The government said two attackers, a policeman and a civilian were killed.

The target appeared to be a former United Nations office whose facade was blackened and scarred Wednesday, but witnesses said the gunmen appeared to have fired at random.
[...]
Across the street, evidence of the battle scarred the four-story building that once housed the U.N. Disengagement Observer Force, which monitors an agreement between Israeli and Syrian forces in the Golan Heights.
[Betcha the Israelis can tell us all about how these UN blue helmets have kept the Syrians in line!
And this agreement was part of the deal to get Arafat and the "Palestinians" out of Lebanon and into Israel and you know the rest of that story.--Jen]
[...]
All U.N. offices were closed in Damascus Wednesday, as was the U.S. Embassy, which is not in the neighborhood that saw Tuesday's violence.

Muslim extremists have portrayed the United Nations as a tool of the West,
[Looks as if nobody loves the U.N.! Whatta shame. Not.--J.T.
blaming the world body, for example, for the crippling international sanctions imposed on Iraq to punish Saddam Hussein for invading Kuwait in 1990.

During the late 1970s and early 1980s, Syria's hard-line government fought a fierce war with Islamic fundamentalists of the Muslim Brotherhood, which was blamed for a 1980 assassination attempt on President Hafez Assad, the country's authoritarian leader who died from natural causes in 2000. Assad was succeeded by his son, Bashar Assad.
[Blaming the Islamic Brotherhood for trying to kill Pop Assad wasn't so strange--I think they offed Anwar Sadat in Egypt in 1981.--Jen]

In 1982, the Muslim Brotherhood staged a rebellion in the northern province of Hama. During the clashes, Syrian forces razed much of the city, killing as many as 10,000 people and finally crushing the Brotherhood after a five-year war.

Syria has been on the U.S. State Department's list of terror-sponsoring nations for its support of groups like Hamas and Hezbollah that attack Israel. Syria, though, says the anti-Israeli groups are not terrorist, and that it has an interest in fighting Islamic extremist groups like al-Qaida.
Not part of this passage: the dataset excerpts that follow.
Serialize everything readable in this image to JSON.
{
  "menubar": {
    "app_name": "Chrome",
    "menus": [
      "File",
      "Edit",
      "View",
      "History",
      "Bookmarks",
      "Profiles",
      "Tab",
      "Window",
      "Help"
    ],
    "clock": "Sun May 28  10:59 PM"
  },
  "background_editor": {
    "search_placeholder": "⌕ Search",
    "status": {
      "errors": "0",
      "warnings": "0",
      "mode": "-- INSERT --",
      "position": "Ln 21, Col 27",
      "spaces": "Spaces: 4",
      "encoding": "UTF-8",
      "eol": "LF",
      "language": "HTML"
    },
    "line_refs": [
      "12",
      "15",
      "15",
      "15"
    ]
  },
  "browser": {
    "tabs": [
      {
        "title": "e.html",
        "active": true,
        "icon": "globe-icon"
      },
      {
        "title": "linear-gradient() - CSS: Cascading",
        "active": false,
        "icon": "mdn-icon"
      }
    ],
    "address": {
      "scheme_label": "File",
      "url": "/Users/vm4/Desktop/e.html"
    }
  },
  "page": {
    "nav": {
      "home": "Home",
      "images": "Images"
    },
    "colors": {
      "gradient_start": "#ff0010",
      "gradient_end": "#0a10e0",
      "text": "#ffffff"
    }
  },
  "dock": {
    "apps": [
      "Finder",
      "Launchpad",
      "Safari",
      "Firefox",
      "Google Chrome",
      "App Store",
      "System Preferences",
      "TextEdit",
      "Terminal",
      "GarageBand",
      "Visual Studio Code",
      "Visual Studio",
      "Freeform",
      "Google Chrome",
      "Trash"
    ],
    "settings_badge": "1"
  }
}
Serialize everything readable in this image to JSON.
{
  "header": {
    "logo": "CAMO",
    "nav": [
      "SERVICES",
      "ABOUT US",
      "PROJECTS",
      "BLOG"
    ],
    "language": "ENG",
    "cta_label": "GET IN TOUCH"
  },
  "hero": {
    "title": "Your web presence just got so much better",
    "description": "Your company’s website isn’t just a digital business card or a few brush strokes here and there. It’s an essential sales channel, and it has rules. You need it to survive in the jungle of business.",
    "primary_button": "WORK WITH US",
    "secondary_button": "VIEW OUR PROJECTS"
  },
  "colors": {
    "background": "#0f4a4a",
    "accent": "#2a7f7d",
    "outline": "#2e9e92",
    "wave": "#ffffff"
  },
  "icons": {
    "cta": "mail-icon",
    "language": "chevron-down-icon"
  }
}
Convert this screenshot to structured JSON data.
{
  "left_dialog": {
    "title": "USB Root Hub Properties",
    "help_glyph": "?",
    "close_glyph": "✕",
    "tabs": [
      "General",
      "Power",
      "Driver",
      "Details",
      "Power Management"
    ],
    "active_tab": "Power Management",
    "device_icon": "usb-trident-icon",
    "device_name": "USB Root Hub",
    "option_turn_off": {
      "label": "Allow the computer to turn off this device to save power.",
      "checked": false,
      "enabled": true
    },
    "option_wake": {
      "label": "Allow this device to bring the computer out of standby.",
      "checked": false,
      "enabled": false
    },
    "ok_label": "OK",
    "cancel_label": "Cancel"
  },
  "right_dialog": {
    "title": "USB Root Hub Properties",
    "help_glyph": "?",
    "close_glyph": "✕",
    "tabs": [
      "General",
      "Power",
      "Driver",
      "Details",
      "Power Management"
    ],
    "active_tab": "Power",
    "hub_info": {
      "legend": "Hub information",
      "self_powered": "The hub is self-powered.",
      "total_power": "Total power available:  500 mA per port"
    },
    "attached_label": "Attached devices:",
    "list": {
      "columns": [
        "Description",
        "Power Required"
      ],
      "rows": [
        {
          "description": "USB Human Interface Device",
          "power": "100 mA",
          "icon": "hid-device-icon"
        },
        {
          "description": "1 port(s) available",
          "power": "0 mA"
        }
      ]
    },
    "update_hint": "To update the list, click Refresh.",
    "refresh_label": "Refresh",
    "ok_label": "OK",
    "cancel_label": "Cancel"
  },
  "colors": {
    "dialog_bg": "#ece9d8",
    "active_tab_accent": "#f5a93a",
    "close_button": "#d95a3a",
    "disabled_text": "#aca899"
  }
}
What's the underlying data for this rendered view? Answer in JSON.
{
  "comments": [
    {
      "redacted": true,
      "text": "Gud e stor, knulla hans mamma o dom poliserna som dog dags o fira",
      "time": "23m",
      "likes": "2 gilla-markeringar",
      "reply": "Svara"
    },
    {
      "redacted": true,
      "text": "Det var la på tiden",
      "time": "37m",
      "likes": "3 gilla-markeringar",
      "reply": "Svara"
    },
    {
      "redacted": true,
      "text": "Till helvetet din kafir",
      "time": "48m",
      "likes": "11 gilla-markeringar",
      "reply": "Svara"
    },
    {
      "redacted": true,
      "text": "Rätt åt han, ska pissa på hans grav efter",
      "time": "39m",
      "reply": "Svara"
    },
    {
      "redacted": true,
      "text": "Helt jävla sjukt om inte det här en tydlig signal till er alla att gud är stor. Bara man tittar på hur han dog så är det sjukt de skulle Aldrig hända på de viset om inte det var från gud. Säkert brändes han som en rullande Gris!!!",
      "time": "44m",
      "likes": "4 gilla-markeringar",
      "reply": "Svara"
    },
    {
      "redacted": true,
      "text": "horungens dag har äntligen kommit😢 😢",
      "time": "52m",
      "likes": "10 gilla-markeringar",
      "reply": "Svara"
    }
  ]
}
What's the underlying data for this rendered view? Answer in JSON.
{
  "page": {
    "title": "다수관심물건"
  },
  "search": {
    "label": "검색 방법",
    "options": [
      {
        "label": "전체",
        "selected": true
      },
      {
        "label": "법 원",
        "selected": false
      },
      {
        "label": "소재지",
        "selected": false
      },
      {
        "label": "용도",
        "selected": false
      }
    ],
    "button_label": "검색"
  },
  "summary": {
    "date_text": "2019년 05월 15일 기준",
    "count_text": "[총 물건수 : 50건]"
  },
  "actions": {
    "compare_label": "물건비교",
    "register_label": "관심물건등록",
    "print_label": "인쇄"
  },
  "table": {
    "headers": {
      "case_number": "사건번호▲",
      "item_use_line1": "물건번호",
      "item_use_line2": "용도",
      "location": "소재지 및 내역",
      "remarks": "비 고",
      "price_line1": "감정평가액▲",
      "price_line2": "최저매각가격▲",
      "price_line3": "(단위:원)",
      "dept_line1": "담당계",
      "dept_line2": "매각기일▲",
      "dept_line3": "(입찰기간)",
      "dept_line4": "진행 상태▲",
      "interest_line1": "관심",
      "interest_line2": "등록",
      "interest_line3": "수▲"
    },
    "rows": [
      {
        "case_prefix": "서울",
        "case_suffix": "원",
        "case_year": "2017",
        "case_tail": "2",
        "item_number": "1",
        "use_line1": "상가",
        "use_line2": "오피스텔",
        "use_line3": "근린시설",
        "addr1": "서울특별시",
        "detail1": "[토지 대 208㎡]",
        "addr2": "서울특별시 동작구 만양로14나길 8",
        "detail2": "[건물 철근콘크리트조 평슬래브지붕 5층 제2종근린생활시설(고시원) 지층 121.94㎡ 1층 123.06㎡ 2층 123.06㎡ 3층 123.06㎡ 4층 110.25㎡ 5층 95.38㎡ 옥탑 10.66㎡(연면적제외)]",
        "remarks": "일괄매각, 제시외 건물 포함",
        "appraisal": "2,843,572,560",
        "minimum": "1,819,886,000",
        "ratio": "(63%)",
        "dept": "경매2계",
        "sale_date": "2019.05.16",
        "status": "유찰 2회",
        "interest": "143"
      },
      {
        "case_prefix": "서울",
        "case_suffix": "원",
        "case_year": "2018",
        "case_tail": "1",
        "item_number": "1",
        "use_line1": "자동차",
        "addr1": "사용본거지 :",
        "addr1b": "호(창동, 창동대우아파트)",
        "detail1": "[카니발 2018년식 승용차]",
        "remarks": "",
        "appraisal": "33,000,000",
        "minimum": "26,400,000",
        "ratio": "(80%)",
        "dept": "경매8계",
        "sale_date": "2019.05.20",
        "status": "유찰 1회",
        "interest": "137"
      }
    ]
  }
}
The GWOIT gets odder by the day...
It will be interesting to see which group did do this.
Baby Assad is clearly friendly to terror groups; they just have to be his terror groups like Hezbollah and Hamas.
Surely, he's also sponsoring lots of Saddam's old Sunni Baathist buddies, too.
So, why would Al Queda target Damascus?
I heard Monsoor Ijaz talk about this on Fox News and he came up with 2 possible suspects for the blast: in his expert opinion, he said it could be either fellow Syrians who were trying to overthrow Assad's rule or Kurdish fighters who've been picking other fights with Syria before.
Even though we've all gotten used to a world since 9/11 where we almost automatically blame AQ, I'm thinking that Monsoor is right and that this time, it's not AQ but either one (or a combination thereof) of the groups he mentioned.
Of course, they could always owe allegiance to and have funding and support from Al Queda, the Mother of all terror groups...
We shall see (that is, if we can get any real news out of a hermetically sealed place like Damascus).